Bert Koopmans zocht uiterst zorgvuldig met poeder naar vingerafdrukken op de rand van de gehavende donkerblauwe vuilcontainer. Zonder op te kijken van zijn werk zei hij: ‘Morgen, Aud.’
‘Goedemorgen, Bert.’ Toen ze dichter bij de container kwam, ving ze een zweem op van een vieze stank, die zich vermengde met de geur van spek uit de open achterdeur.
Het asfalt lag bezaaid met sigarettenpeuken. Hier rookten de hulpkelners en het keukenpersoneel. Er lagen puntige scherven van een bruin bierflesje. Ze wist dat hier waarschijnlijk geen sporen te vinden zouden zijn, geen patroonhulzen of zoiets, want het lichaam was hier alleen maar gedumpt.
‘Je doet deze zaak samen met Bugbee, zie ik.’
‘Mm hmm.’
‘De Heer beproeft de rechtvaardigen.’
Ze glimlachte, en haar blik dwaalde af naar het lichaam in de vuilcontainer, dat strak verpakt zat in zwarte afvalzakken. Het leek inderdaad wel wat op een burrito uit een afhaalzaak. Het pak lag op een vieze berg van slijmerige slastronken en bananenschillen, naast een weggegooide sandwich en een reusachtig leeg bakvetblik.
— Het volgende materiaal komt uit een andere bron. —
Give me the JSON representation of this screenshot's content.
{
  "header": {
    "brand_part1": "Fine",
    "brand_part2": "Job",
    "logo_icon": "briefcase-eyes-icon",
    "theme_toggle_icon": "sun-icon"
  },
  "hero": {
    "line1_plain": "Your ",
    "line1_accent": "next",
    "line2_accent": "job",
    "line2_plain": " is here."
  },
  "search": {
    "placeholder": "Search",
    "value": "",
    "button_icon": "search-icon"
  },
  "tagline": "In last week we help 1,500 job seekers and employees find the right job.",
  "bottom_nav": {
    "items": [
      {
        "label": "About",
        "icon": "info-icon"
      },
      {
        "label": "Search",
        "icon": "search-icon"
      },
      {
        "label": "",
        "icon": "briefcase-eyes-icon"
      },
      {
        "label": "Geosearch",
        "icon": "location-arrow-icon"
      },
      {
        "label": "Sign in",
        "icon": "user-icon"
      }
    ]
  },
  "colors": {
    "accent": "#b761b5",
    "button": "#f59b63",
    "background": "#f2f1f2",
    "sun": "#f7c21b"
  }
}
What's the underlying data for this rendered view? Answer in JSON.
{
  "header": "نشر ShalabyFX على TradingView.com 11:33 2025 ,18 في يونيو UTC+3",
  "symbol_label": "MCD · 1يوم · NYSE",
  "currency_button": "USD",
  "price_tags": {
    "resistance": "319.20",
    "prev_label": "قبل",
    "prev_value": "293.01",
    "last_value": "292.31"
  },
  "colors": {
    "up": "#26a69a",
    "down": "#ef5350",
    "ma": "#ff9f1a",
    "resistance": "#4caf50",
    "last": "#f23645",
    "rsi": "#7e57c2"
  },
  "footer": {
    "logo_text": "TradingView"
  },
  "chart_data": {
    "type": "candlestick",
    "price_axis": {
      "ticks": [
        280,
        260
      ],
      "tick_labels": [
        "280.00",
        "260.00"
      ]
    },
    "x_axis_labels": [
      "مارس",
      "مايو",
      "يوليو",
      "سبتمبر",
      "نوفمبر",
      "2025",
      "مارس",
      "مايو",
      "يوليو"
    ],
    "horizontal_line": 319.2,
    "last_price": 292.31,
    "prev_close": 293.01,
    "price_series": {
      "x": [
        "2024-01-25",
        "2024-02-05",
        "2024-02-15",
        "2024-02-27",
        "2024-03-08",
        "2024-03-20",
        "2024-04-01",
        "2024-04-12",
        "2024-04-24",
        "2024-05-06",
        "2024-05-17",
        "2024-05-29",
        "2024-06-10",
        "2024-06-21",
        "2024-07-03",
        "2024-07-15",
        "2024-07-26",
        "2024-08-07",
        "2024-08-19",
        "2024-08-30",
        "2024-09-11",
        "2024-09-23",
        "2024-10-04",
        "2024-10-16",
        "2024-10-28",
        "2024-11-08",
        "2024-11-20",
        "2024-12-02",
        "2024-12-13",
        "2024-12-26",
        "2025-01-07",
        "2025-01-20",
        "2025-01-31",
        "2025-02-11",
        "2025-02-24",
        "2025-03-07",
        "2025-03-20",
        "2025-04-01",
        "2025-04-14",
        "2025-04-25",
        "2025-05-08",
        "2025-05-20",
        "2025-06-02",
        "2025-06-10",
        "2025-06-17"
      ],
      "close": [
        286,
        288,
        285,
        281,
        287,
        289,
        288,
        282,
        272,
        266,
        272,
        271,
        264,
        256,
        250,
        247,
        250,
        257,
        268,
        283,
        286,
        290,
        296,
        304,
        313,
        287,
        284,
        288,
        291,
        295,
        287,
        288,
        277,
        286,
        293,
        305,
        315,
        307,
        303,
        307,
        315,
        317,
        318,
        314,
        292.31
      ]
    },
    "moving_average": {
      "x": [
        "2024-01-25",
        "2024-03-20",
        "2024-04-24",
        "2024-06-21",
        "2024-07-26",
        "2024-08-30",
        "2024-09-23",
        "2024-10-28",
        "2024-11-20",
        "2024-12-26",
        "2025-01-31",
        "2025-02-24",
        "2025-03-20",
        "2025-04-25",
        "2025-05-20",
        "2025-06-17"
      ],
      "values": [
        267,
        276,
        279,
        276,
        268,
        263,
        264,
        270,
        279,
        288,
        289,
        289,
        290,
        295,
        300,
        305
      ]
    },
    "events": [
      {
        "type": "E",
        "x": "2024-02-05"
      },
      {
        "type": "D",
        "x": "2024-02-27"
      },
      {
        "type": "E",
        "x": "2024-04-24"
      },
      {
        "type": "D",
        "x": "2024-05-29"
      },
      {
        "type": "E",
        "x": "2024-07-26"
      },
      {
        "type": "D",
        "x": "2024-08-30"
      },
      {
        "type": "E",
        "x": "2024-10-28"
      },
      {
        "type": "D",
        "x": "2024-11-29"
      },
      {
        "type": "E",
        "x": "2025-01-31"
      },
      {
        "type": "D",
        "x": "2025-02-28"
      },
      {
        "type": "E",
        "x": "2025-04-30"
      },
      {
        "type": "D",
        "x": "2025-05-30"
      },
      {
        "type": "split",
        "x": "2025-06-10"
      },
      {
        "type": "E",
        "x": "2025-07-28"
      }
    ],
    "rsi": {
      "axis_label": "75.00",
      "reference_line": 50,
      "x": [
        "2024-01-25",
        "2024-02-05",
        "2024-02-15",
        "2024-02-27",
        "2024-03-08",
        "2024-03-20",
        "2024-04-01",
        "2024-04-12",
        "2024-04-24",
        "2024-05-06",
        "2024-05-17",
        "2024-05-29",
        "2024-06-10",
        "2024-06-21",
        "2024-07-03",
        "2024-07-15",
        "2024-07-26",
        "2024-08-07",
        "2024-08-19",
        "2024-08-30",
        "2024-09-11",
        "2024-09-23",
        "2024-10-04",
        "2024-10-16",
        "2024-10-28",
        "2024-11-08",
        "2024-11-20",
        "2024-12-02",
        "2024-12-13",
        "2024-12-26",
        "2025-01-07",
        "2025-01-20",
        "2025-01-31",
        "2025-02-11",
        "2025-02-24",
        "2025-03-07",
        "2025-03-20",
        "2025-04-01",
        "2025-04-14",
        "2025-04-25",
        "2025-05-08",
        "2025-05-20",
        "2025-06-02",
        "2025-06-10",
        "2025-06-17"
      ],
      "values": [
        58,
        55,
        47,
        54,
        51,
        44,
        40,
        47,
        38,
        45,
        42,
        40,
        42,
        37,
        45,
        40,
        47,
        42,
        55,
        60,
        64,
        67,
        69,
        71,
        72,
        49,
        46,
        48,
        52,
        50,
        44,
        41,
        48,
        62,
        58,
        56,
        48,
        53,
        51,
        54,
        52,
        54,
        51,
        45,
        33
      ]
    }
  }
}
‘Lag het er zo bovenop?’ vroeg ze.
‘Nee. Begraven onder een hoop afval.’
‘Ik neem aan dat je niets hebt gevonden, geen patroonhulzen of zo.’
‘Ik heb daar niet eens goed naar gezocht. Er ligt daar acht kubieke meter vuilnis. Dat lijkt me iets voor de geüniformeerde jongens.’
‘Je hebt al naar afdrukken gezocht op de zakken?’
‘Hé,’ zei Koopmans. ‘Daar had ik niet aan gedacht.’ Hij bedoelde: allicht, wat dacht je dan?
‘Nou, wat vind je ervan, slimme jongen?’
‘Waarvan?’
‘Je hebt dat pak losgemaakt, Bert?’
‘Het eerste wat ik deed.’
‘En? Een overval? Heb je een portefeuille of zoiets gevonden?’ Koopmans was klaar met het zoeken naar vingerafdrukken en legde zijn penseel zorgvuldig terug. ‘Alleen dit.’ Hij hield een plastic boterhamzakje omhoog.
‘Crack,’ zei ze.
‘Een bijna wit, brokkelig materiaal in een plastic zakje, om precies te zijn.’
‘Het lijkt op crack. Voor zo’n tachtig dollar.’
Hij haalde zijn schouders op.
‘Een blanke in dit deel van de stad,’ zei ze. ‘Dat moet wel een drugsdeal zijn.’
‘Als de deal verkeerd ging, waarom heeft hij die crack dan nog steeds bij zich?’
‘Goede vraag.’
‘Waar is je collega?’
Ze draaide zich om en zag dat Bugbee stond te roken en te lachen met een van de geüniformeerde agenten. ‘Zo te zien druk bezig getuigen te ondervragen. Bert, je laat dit spul toch onderzoeken?’
‘Dat is standaardprocedure.’
‘Hoe lang duurt het voor je de uitslag hebt?’
‘Een paar weken. Ze hebben het druk bij de MSP.’ Het lab van de Michigan State Police deed alle drugsonderzoeken.
‘Heb je toevallig ook een testsetje bij je?’
‘Ja, ergens.’
‘Heb je handschoenen voor me? Ik heb die van mij in de auto laten liggen.’
Koopmans greep in de nylon rugzak die naast hem lag en haalde er een blauw kartonnen doosje uit, waaruit hij een paar rubberen handschoenen trok. Ze deed ze aan. ‘Kun je me dat zakje geven?’ Koopmans keek haar vragend aan, maar gaf haar het zakje crack. Het was zo’n zakje met een ziploc-sluiting. Ze trok het open, haalde er een van de apart verpakte brokken uit – vijf of zes in totaal, zag ze – en trok het plastic eraf.
‘Begin nou niet mijn werk te doen,’ zei Koopmans. ‘Dat gaat van kwaad tot erger. Straks tuur je nog in een microscoop en klaag je over rechercheurs.’
Met haar wijsvinger schraapte ze over een rand van het bijna witte brokje. Vreemd, dacht ze. Het zag er een beetje te rond uit; de vorm was te mooi. Er was maar één kant ruw. Toen bracht ze haar wijsvinger naar haar tong.
‘Wat doe je hou?’ zei Koopmans geschrokken.
‘Dacht ik het niet,’ zei ze. ‘Het verdooft mijn tong niet, zoals de bedoeling is. Dit is geen crack. Dit is citroensnoep.’
Koopmans keek haar met een vaag glimlachje aan. ‘Moet ik dat testsetje nog halen?’
‘Laat maar. Kun je me tegen de zijkant van die container omhoog helpen, Bert? Uitgerekend vandaag heb ik mijn beste schoenen aan.’